Jugando con Tiranosaurio Rex, el rey del Cretácico, Testosterona Rex es el nombre que la autora ha inventado para las teorías que basan las diferencias entre hombres y mujeres exclusivamente en la biología; unas teorías tan obsoletas y cretácicas como el famoso dinosaurio que popularizó Spielberg. El primer teórico que lo hizo fue Bateman, que inspiró su teoría sobre la selección sexual en la de la selección natural de Darwin; a partir de él se levantó un edificio conceptual donde la testosterona no solo era la responsable de las transformaciones físicas que darían cuenta del evidente dimorfismo sexual humano (hombre, mujer; en realidad hay hasta seis sexos distintos, en sentido estricto, pero el patriarcado invisibilizó los otros cuatro), sino también de las transformaciones cerebrales que explicarían todas las diferencias entre unos y otros. Es sobre esta importancia excesiva otorgada a las hormonas contra la que escribe Fine, contraponiendo experimentos clásicos a otros más contemporáneos, analizando los sesgos de los primeros, combatiendo mitos como que la promiscuidad es mayor en los hombres que en las mujeres, porque el éxito reproductivo de los machos aumenta con la proliferación de parejas sexuales, cosa que no ocurriría con las hembras, que al invertir más en las tareas reproductivas han de esperar a que el mejor macho posible las insemine. ¿Verdad que hemos escuchado muchas veces estos argumentos?

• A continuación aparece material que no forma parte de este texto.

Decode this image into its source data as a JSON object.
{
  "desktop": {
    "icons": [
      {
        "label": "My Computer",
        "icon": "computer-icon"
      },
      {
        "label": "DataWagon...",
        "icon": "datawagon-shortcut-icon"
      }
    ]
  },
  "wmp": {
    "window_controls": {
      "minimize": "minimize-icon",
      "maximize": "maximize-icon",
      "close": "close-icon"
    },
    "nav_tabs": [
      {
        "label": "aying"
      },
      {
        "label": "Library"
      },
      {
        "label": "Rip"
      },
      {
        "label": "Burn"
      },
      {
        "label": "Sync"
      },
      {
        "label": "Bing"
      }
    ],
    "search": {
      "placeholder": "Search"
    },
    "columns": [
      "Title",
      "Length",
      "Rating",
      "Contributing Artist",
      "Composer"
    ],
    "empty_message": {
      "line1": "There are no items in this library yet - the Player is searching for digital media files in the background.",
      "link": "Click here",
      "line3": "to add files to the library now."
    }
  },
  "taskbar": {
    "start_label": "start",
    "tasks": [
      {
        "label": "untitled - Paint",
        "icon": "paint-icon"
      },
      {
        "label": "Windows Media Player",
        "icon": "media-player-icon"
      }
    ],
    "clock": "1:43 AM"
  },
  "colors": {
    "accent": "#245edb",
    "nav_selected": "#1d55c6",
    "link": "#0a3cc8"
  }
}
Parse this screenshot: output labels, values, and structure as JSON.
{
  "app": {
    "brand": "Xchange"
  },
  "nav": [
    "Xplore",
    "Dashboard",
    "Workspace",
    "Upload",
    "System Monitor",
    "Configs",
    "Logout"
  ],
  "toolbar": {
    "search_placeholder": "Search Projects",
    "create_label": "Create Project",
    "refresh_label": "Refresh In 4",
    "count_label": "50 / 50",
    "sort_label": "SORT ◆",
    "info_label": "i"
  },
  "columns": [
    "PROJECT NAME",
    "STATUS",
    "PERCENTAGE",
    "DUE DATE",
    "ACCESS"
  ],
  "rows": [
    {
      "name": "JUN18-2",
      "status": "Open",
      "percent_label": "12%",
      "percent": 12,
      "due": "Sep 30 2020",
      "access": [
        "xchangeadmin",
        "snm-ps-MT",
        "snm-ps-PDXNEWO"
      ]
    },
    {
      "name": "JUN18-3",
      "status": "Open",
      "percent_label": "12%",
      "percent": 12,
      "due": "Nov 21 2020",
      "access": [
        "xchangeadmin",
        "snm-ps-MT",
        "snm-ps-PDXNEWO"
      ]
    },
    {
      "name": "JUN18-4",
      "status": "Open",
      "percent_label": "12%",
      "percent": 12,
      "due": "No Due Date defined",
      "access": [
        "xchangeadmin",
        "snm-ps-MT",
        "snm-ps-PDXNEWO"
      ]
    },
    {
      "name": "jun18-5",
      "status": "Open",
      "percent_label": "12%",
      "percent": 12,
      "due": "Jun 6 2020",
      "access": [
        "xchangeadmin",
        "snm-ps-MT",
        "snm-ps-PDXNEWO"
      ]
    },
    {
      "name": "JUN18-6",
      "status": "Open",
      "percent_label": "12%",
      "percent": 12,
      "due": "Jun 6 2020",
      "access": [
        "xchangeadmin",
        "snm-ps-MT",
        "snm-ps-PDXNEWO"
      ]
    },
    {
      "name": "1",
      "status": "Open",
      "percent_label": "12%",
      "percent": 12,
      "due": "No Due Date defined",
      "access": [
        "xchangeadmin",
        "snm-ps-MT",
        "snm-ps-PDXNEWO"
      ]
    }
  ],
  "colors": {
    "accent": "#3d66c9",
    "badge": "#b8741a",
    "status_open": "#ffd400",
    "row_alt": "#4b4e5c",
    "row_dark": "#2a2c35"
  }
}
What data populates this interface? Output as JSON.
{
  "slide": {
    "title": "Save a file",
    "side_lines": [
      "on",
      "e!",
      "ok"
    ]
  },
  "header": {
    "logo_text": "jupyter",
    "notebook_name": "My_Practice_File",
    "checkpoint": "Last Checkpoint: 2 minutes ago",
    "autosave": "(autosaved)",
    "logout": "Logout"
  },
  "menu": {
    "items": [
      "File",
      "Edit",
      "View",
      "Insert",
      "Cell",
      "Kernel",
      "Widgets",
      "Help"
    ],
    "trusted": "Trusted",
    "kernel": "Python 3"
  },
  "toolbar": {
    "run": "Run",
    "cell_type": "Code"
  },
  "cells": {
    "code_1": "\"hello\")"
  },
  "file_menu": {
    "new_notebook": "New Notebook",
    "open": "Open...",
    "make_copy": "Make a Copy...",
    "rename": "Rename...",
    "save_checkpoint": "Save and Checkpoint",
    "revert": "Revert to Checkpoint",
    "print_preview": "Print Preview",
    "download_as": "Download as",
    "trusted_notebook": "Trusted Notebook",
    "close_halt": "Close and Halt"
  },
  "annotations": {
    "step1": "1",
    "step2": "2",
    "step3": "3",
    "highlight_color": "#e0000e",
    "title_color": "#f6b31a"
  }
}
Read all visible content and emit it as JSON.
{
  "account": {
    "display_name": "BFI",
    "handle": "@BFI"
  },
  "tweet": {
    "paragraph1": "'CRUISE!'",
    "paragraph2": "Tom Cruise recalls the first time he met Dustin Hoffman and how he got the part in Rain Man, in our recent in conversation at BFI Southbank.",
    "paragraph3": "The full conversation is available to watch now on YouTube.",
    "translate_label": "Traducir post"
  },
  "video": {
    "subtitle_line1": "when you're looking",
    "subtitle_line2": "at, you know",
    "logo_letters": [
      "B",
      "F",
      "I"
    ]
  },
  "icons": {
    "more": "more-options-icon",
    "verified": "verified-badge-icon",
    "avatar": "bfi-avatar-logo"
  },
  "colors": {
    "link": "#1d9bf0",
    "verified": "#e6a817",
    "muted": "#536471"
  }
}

Pues no es así, «ahora ya está claro que la promiscuidad femenina abunda en el reino animal», afirma la autora, como lo está que los hombres monógamos tienen muchas más posibilidades de reproducirse que los promiscuos. La demostración, llena de cifras, de lógica y de experimentos, es tan divertida como concluyente. No puedo dejar de sintetizas aquí unas notas. Aunque según los teóricos de la Testosterona Rex, un hombre tiene el potencial de producir diez veces más niños al año que una mujer (en lo que se conoce como condiciones 'óptimas' de reproducción, una mujer podría tener unos quince hijos en su vida, el hombre ciento cincuenta), la verdadera probabilidad de que un hombre produzca un centenar de niños en condiciones reales (es decir, en la vida tal y como la conocemos, incluidos los encuentros ocasionales de Tinder), es menor que la de que muera aplastado por un meteorito, asegura con humor Fine. Menudo chasco para los amantes de las explicaciones testosterónicas.

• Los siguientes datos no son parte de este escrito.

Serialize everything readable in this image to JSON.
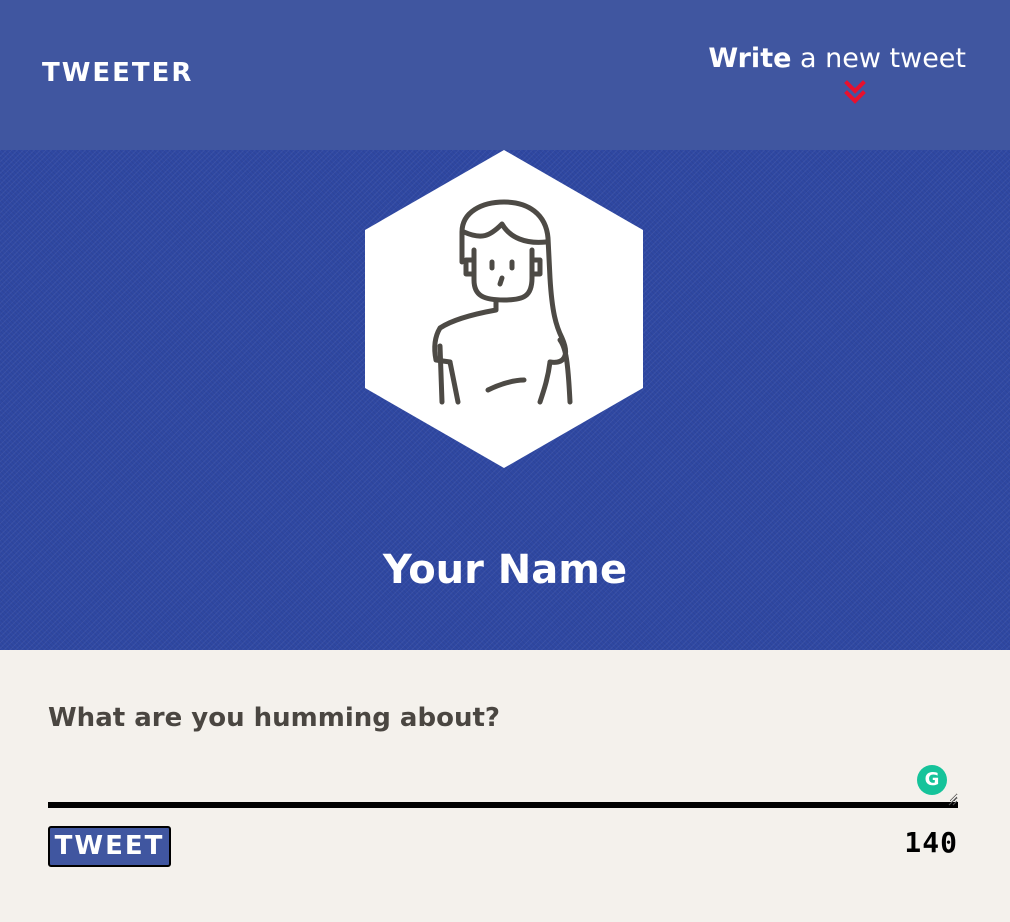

Por otra parte, según distintos estudios, las condiciones medioambientales ejercen una función muy importante en las diferencias entre los sexos, e interactúan en el cerebro de maneras complejas y no uniformes. Ni los hombres son de Marte ni las mujeres de Venus, vaya, tesis que pertenece a ese imaginario biologicista que atribuye a las hormonas unas diferencias que son más culturales que otra cosa; tesis cuyo triunfo, sospechamos, ¿quién no oyó hablar de esa feliz disyuntiva Marte/Venus? se debió a su afinidad con los más arraigados prejuicios patriarcales.

Ferviente defensora de una sociedad igualitaria, Fine insiste en la educación y en la socialización en los roles de género como la causa que más influye y determina las diferencias entre los géneros que la vieja teoría de la testosterona atribuía a una 'esencia' hormonal. Lo hace sin menospreciar la importancia que la biología tiene en el desarrollo del ser humano, pero apuntando también hacia los límites de lo biológico.

Si el cerebro se moldea de forma compleja y desigual a partir de la educación, podemos ser optimistas respecto a los cambios futuros, ya que un mayor esfuerzo hacia una formación más igualitaria nos conducirá antes o después a una sociedad más equitativa, en términos de género y de otras importantes variables.

Para ello tenemos que seguir combatiendo a Testosterona Rex y a sus fieles defensores, anclados en un esencialismo que la ciencia no comparte; en un inmovilismo que las feministas, como nosotras, como Cordelia Fine, estamos dispuestas a combatir.